A great divide. Dramatic, historic and inevitable. So, it becomes even more important to interpret and understand, as best as possible, the consequences and evolutions. Luxury’s challenges: that’s what we are talking about, in addition to purchasing trends and the behavior of its consumers. Altagamma analyzes the scenarios in its 7th edition of the Consumer and Retail Insight report, based on data provided by Boston Consulting Group and Bernstein. And so? Nothing will be as it was before. Surely it won’t be in the short and medium term, and to a point, even in the long term.
True-Luxury Global Consumer Insight is the research presented by Boston Consulting Group. Its managing director, Nicola Pianon, highlights a very relevant, and concerning piece of information: 57% of consumers won’t be making “significant purchases” in the short term. Let’s call it “caution” in an optimistic scenario where consumer trust should increase and so should consumption levels. Also because, according to BCG, this “recovery” isn’t likely to happen in the next few months according to 43% of respondents, says BCG (based on a sample of 12,000 interviews worldwide of the so-called ‘Very Important Consumer’).The sentiments is shared across the world, with one relevant exception: China. In other words, 77% of high-end Chinese consumers believe in a “rapid recover”.
Covid-19 is a negative divide, we said. It couldn’t be any different, given that, as said by Altagamma, the progressive lockdown has closed down the world and stopped a decade of growth that the luxury industry was set on continuing. In other words, growth before Covid-19 was expected to be between +3% and +6% as of 2022. Post-Covid greatly changed the outcome. In 2020 alone the decrement of the personal luxury segment will be of between -35% and -45% (fashion and accessories), while experiential luxury will likely decrease even further: -40%/-60%. The outcome is that the following categories will be the ones suffering the most: formal shoes, handbags, small leather goods. Those benefitting the most, on the other hand, will be those relating more to a more “intimate and private” type of consumption, such as casualwear and, of course, sneakers.
The challenge of pricing
Luxury, “excess” stock, temptation to set up sales to get rid of it. It’s one of the most relevant topics now, as shown by Gucci in the last few days with its decision (following others) to increase the prices of certain models of handbags. Luca Solca of Bernstein, commented on this topic explaining that “a critical matter for the luxury segment is the convergence of forces that bring foot traffic for full-price items to decrease. Thus, brands are trying to build a close system to limit traffic dispersion”.

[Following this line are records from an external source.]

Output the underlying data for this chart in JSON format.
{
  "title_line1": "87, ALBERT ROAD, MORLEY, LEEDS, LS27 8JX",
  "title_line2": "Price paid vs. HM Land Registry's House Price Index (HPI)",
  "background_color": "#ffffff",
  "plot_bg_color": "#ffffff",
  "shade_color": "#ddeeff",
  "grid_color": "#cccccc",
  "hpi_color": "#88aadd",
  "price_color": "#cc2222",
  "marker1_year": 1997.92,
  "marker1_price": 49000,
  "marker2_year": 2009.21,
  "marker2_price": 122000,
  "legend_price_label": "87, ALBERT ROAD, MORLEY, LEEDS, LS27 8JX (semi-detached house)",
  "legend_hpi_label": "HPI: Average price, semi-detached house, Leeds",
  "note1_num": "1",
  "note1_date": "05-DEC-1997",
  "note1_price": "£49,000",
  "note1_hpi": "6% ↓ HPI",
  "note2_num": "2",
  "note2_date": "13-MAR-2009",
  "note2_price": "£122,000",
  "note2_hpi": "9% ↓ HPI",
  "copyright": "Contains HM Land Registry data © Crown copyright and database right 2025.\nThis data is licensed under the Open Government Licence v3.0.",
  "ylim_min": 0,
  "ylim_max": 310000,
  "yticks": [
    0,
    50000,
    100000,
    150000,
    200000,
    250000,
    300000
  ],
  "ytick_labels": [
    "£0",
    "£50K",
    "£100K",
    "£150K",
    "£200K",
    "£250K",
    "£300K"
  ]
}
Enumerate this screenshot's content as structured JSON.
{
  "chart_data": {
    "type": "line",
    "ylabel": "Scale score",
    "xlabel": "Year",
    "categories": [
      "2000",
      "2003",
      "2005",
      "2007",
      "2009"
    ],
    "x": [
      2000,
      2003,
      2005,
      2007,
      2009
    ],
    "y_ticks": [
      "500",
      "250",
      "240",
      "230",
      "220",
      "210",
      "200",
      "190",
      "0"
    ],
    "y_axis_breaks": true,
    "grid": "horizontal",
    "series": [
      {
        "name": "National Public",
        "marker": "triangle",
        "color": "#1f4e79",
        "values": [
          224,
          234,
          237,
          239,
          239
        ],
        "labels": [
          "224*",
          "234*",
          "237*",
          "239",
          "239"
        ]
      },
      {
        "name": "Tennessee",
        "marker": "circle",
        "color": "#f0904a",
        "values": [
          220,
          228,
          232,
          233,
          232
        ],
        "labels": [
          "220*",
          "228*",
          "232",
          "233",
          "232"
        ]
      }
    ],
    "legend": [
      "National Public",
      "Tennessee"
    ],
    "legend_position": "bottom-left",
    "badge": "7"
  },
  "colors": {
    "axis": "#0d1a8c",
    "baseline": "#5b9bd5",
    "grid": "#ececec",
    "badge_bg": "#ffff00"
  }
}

Those that can, increase prices
Mr. Solca explains that Gucci & Co try to keep “top consumers” close, to limit their temptation of implementing “hard-selling” strategies. Such strategies were followed during Covid-19 online mostly. So, “Gucci and other brands increase their prices to cover the slowdown of business, and they do so because they know that the reference consumers are very responsive”. The consequence: there is a new section being created within the luxury segment. One that, on one end, puts those that can one side and those that cannot on the other. Knowing which strategy is the correct one in the medium-period is (another) one challenge for the luxury segment.